A few feature requests: having the shift-c tool (convert anchor point, I think) and being able to delete anchor points would be great. Much harder to work without that. Saving also didn't work the first several times I tried (but great to see auto-saving to ¿localStorage?)
The Maven Pro font appears to be infinitely thin at weight 300, it only starts being readable at 120px+. It doesn't have a version for that weight, so the browser is [failing at] simulating that.
One thing that would really stand out would be an 'infinite zoom' I've seen implemented elsewhere.
- how do I add and delete points on a path?
- how do I change the node type? Eg, if there are no handles, how do I get handles (antlers I think you call them in the code).
- How do I go from colinear handles to "broken" handles: handles that form an angle at the node, so I can have two different curves joined at an acute angle at one node?
- How do I do intersections, unions, groups, layers, etc?
But I gotta say it again, it's really beautiful...
Both are really cool online tools though.

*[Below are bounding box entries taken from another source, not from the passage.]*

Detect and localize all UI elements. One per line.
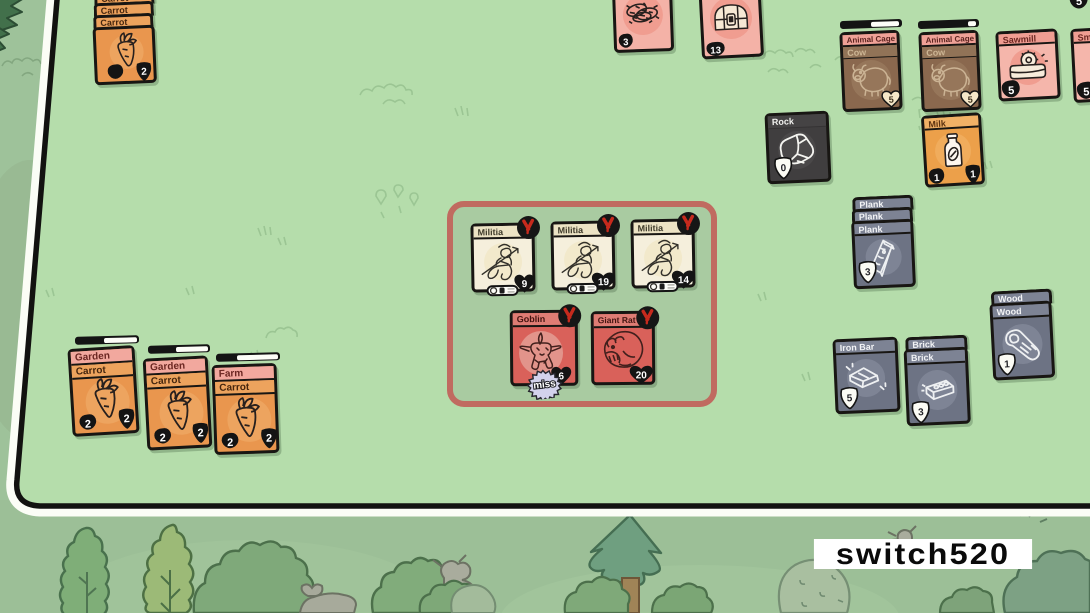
svg-text:5: 5 bbox=[889, 95, 894, 105]
svg-text:2: 2 bbox=[197, 427, 204, 439]
svg-text:5: 5 bbox=[968, 95, 973, 105]
svg-text:20: 20 bbox=[636, 370, 648, 381]
svg-text:3: 3 bbox=[623, 37, 629, 48]
svg-text:3: 3 bbox=[865, 267, 871, 278]
svg-text:1: 1 bbox=[934, 173, 941, 184]
svg-text:13: 13 bbox=[710, 45, 721, 57]
svg-text:5: 5 bbox=[846, 393, 852, 404]
svg-text:5: 5 bbox=[1083, 86, 1090, 98]
svg-text:1: 1 bbox=[1004, 359, 1011, 370]
svg-text:2: 2 bbox=[123, 413, 130, 425]
svg-text:14: 14 bbox=[678, 275, 690, 286]
svg-text:2: 2 bbox=[227, 437, 234, 449]
svg-text:0: 0 bbox=[780, 163, 786, 174]
svg-text:5: 5 bbox=[1076, 0, 1082, 8]
svg-text:2: 2 bbox=[141, 67, 147, 78]
svg-text:5: 5 bbox=[1008, 85, 1015, 97]
svg-text:2: 2 bbox=[266, 433, 273, 445]
svg-text:2: 2 bbox=[159, 432, 166, 444]
svg-text:2: 2 bbox=[85, 418, 92, 430]
svg-text:19: 19 bbox=[598, 277, 610, 288]
svg-text:9: 9 bbox=[522, 279, 528, 290]
svg-text:1: 1 bbox=[970, 169, 977, 180]
svg-text:3: 3 bbox=[918, 407, 924, 418]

Do users draw or write using figure or e-pen?
AI, like PSD, is proprietary and unfriendly to developers because Adobe's software is really complex (and they don't want to share the market). I want to write a small backend that uses one of several AI->SVG converters out there so people can use AI files in Mondrian. Unfortunately I haven't had time yet.
I'm sick of comments like this constantly polluting HN's community with negativity.
I'm sick of people being sick of this stuff.
Some people just lack tact.
I like it works with Dropbox
It's a very very basic vector editor that doesn't even let you rotate things, import any standard vector formats (SVG, EPS, AI, PDF), have dotted outlines, distort, curve the text, etc etc etc.
I understand it was a lot of work, and you did a great job, but let's not pretend this implements even 1% of Illustrator.
2) Select the rotate tool (whose icon is the universal symbol for "rotate" that can't possibly be confused with anything else)
3) Click once to define an origin
4) Click and drag to interactively rotate about that origin.
This is how the Illustrator rotate tool has worked since, literally, Illustrator 1.0.